BayernLB: Deutsches Wachstum geht weiter

- München - Mit Deutschlands Wirtschaft wird es heuer weiter bergauf gehen - und mit den Börsenkursen ebenso. Das prognostiziert die Bayerische Landesbank. Zwar wirke sich die Wohnungsbaukrise in den USA auf die dortige Wirtschaft aus, eine Rezession drohe aus heutiger Sicht aber nicht.
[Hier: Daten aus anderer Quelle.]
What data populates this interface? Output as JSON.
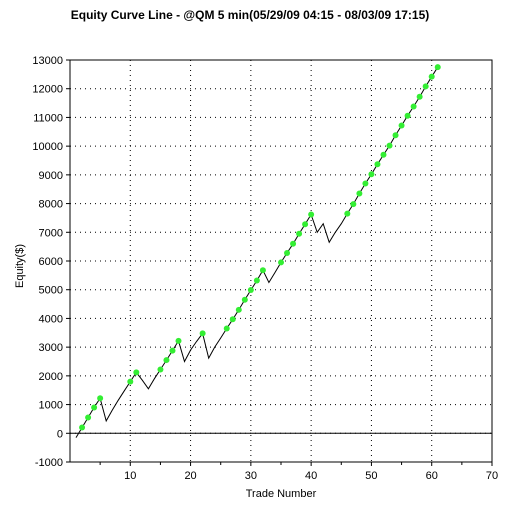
{
  "chart_data": {
    "type": "line",
    "title": "Equity Curve Line - @QM 5 min(05/29/09 04:15 - 08/03/09 17:15)",
    "xlabel": "Trade Number",
    "ylabel": "Equity($)",
    "xlim": [
      0,
      70
    ],
    "ylim": [
      -1000,
      13000
    ],
    "xticks": [
      10,
      20,
      30,
      40,
      50,
      60,
      70
    ],
    "yticks": [
      -1000,
      0,
      1000,
      2000,
      3000,
      4000,
      5000,
      6000,
      7000,
      8000,
      9000,
      10000,
      11000,
      12000,
      13000
    ],
    "grid": true,
    "legend": "none",
    "series": [
      {
        "x": [
          1,
          2,
          3,
          4,
          5,
          6,
          7,
          8,
          9,
          10,
          11,
          12,
          13,
          14,
          15,
          16,
          17,
          18,
          19,
          20,
          21,
          22,
          23,
          24,
          25,
          26,
          27,
          28,
          29,
          30,
          31,
          32,
          33,
          34,
          35,
          36,
          37,
          38,
          39,
          40,
          41,
          42,
          43,
          44,
          45,
          46,
          47,
          48,
          49,
          50,
          51,
          52,
          53,
          54,
          55,
          56,
          57,
          58,
          59,
          60,
          61
        ],
        "y": [
          -150,
          200,
          550,
          900,
          1220,
          430,
          800,
          1150,
          1480,
          1800,
          2120,
          1850,
          1550,
          1900,
          2220,
          2550,
          2880,
          3220,
          2500,
          2900,
          3200,
          3480,
          2620,
          3000,
          3320,
          3650,
          3970,
          4300,
          4650,
          4990,
          5320,
          5680,
          5250,
          5600,
          5950,
          6280,
          6600,
          6950,
          7280,
          7620,
          7000,
          7300,
          6650,
          7000,
          7300,
          7650,
          7980,
          8350,
          8700,
          9020,
          9370,
          9700,
          10020,
          10380,
          10720,
          11060,
          11380,
          11720,
          12080,
          12420,
          12750
        ],
        "marked": [
          false,
          true,
          true,
          true,
          true,
          false,
          false,
          false,
          false,
          true,
          true,
          false,
          false,
          false,
          true,
          true,
          true,
          true,
          false,
          false,
          false,
          true,
          false,
          false,
          false,
          true,
          true,
          true,
          true,
          true,
          true,
          true,
          false,
          false,
          true,
          true,
          true,
          true,
          true,
          true,
          false,
          false,
          false,
          false,
          false,
          true,
          true,
          true,
          true,
          true,
          true,
          true,
          true,
          true,
          true,
          true,
          true,
          true,
          true,
          true,
          true
        ]
      }
    ]
  },
  "colors": {
    "line": "#000000",
    "marker": "#33ee33",
    "grid": "#000000",
    "background": "#ffffff"
  }
}
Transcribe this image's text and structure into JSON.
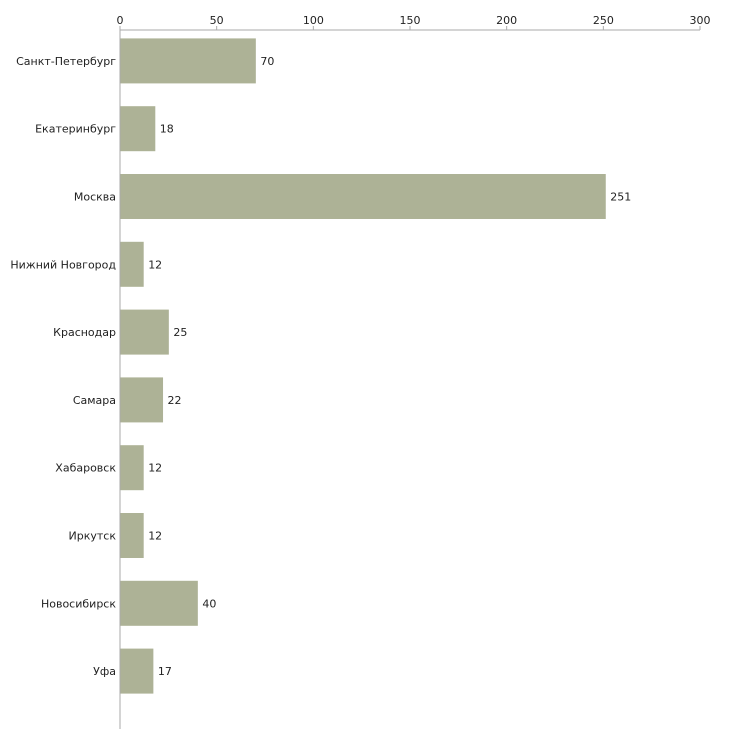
{
  "chart_data": {
    "type": "bar",
    "orientation": "horizontal",
    "title": "",
    "xlabel": "",
    "ylabel": "",
    "xlim": [
      0,
      300
    ],
    "ticks": [
      0,
      50,
      100,
      150,
      200,
      250,
      300
    ],
    "tick_labels": [
      "0",
      "50",
      "100",
      "150",
      "200",
      "250",
      "300"
    ],
    "categories": [
      "Санкт-Петербург",
      "Екатеринбург",
      "Москва",
      "Нижний Новгород",
      "Краснодар",
      "Самара",
      "Хабаровск",
      "Иркутск",
      "Новосибирск",
      "Уфа"
    ],
    "values": [
      70,
      18,
      251,
      12,
      25,
      22,
      12,
      12,
      40,
      17
    ],
    "value_labels": [
      "70",
      "18",
      "251",
      "12",
      "25",
      "22",
      "12",
      "12",
      "40",
      "17"
    ],
    "bar_color": "#adb296",
    "axis_color": "#aaaaaa",
    "grid": false,
    "legend": "none"
  }
}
Für heuer erwartet die BayernLB ein Wirtschaftswachstum von 2,5 Prozent in den USA und von 1,6 Prozent in Deutschland.

"Solange die Weltwirtschaft wächst, werden wir daran voll teilhaben", erklärte Chefvolkswirt Jürgen Pfister.

Ein wichtiger Grund dafür sei die "dramatische Verbesserung der Wettbewerbsfähigkeit der deutschen Industrie". Seit 2003 seien die Lohnstückkosten hier um zwölf Prozent gesunken. "Das ist ein spektakulärer Erfolg. Das hat kein anderes Land im Euro-Raum geschafft." Im Gegenteil: In Spanien und Italien etwa seien im selben Zeitraum die Kosten um rund zehn Prozent gestiegen - mit entsprechend negativen Auswirkungen auf die Exporte dieser Länder.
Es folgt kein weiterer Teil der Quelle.